Ningbo tailors, those known as "red-guild tailors."rose to eminence in Shanghai and later expanded the scope of their activities to other parts of the country. Although of low social status, they nevertheless became, pioneers in garment reform for modern China. They made China's first European suits and the first Zhongshan suits (buttoned to the chin and named after Dr. Sun Yat-sen. but now known in the West as Mao suits). They opened the first tailor shops specializing in European suits and the first vocational schools for training European-style tailors in China. They were also credited with Chinas first book on tailoring European suits.
Following the Revolution of 1911, long gowns were dominant as the "national dress," while European suits were in fashion among members of the upper class. Finding long gowns at odds with the national spirit of the Chinese people, Dr. Sun Yat-sen commissioned a noted Ningbo tailor in Yokoyama, Zhang Fangcheng, to design a new "national dress." The suit Zhang designed was later known as the Dr. Sun Yat-sen suit. This came to be synonymous with Chinese men's clothing for the next seventy years.

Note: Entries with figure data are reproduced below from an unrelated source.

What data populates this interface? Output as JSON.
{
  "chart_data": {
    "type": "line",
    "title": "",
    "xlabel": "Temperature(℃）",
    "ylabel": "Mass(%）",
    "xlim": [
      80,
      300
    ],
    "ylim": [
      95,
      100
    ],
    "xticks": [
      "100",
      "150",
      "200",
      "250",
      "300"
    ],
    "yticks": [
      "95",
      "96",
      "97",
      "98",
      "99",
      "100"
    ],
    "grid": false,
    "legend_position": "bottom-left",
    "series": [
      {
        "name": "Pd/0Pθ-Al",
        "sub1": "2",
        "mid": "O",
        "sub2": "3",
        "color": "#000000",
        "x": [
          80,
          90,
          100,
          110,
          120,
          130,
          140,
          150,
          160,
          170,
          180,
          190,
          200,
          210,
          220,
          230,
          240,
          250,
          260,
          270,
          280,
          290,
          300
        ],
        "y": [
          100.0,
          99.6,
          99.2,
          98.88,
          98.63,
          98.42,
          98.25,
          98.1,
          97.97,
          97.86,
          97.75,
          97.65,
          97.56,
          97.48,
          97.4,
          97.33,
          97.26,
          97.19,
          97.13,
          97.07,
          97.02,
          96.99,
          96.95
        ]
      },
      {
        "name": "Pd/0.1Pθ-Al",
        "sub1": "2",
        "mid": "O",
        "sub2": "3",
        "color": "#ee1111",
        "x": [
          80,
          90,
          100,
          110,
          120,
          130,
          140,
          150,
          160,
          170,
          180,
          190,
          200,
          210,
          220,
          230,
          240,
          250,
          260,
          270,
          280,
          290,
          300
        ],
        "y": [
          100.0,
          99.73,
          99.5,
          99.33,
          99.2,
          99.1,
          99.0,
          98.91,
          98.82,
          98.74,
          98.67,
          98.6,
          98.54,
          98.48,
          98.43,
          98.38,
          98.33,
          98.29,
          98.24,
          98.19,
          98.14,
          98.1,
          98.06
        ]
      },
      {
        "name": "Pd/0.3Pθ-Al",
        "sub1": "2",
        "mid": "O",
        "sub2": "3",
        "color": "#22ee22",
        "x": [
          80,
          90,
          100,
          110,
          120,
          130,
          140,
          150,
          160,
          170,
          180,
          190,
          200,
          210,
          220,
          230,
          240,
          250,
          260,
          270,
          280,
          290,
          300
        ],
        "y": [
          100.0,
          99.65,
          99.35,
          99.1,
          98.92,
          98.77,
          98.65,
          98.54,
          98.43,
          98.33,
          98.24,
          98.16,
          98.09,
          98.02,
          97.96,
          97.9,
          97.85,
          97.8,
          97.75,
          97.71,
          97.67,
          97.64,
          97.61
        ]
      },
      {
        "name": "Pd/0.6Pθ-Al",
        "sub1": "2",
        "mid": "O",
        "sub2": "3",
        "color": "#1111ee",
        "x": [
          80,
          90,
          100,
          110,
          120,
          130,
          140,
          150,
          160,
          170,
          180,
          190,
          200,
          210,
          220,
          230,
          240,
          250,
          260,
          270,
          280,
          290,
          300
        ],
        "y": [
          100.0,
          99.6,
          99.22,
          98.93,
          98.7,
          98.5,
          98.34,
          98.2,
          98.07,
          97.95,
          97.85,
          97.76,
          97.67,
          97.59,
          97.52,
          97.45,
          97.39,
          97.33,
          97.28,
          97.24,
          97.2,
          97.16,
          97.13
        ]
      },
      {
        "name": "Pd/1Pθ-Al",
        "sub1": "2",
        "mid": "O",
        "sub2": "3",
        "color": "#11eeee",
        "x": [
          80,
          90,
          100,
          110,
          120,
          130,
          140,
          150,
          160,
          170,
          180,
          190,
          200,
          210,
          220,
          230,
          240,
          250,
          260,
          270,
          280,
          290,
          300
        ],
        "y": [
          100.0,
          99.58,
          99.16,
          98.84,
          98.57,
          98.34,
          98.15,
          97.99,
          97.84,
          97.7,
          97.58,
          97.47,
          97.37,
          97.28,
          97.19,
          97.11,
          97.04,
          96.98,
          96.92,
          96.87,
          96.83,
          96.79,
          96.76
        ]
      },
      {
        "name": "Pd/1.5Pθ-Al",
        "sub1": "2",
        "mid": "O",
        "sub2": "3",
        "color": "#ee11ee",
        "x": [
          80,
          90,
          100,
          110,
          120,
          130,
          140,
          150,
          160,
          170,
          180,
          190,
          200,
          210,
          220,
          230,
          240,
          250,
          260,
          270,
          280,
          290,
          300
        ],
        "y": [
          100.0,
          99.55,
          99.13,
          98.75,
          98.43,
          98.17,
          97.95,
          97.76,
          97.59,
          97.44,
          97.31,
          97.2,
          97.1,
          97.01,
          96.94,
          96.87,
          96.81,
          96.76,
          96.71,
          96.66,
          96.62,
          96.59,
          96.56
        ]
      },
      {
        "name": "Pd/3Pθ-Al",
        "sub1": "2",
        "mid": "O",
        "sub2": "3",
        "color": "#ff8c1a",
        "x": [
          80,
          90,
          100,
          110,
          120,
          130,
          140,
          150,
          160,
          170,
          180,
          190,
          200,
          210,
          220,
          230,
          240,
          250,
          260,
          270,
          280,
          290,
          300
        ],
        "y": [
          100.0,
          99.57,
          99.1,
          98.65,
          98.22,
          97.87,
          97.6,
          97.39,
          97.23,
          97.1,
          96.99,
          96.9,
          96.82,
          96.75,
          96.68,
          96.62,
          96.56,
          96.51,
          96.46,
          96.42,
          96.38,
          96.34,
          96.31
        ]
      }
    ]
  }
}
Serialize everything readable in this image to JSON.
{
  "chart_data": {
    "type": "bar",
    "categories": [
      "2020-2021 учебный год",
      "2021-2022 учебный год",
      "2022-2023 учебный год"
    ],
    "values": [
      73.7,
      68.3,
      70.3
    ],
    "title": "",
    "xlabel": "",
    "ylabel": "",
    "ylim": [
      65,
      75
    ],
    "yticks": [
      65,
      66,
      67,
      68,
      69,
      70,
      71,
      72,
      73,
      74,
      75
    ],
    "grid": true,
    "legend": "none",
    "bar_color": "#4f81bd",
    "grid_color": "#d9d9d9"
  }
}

For a long period of time, Ningbo tailors monopolized European-style tailoring in China. The better known tailor shops on Nanjing Road in Shanghai were almost exclusively owned by Ningbo tailors. As later events show, their influence went beyond the end of the old society in 1949. Mao Zedong and other leaders of the New China, almost without exception, wore suits made by descendents of the Ningbo tailors.
Today, Ningbo still enjoys fame as the "capital of garments" as it is responsible for one out of every ten garments made in China.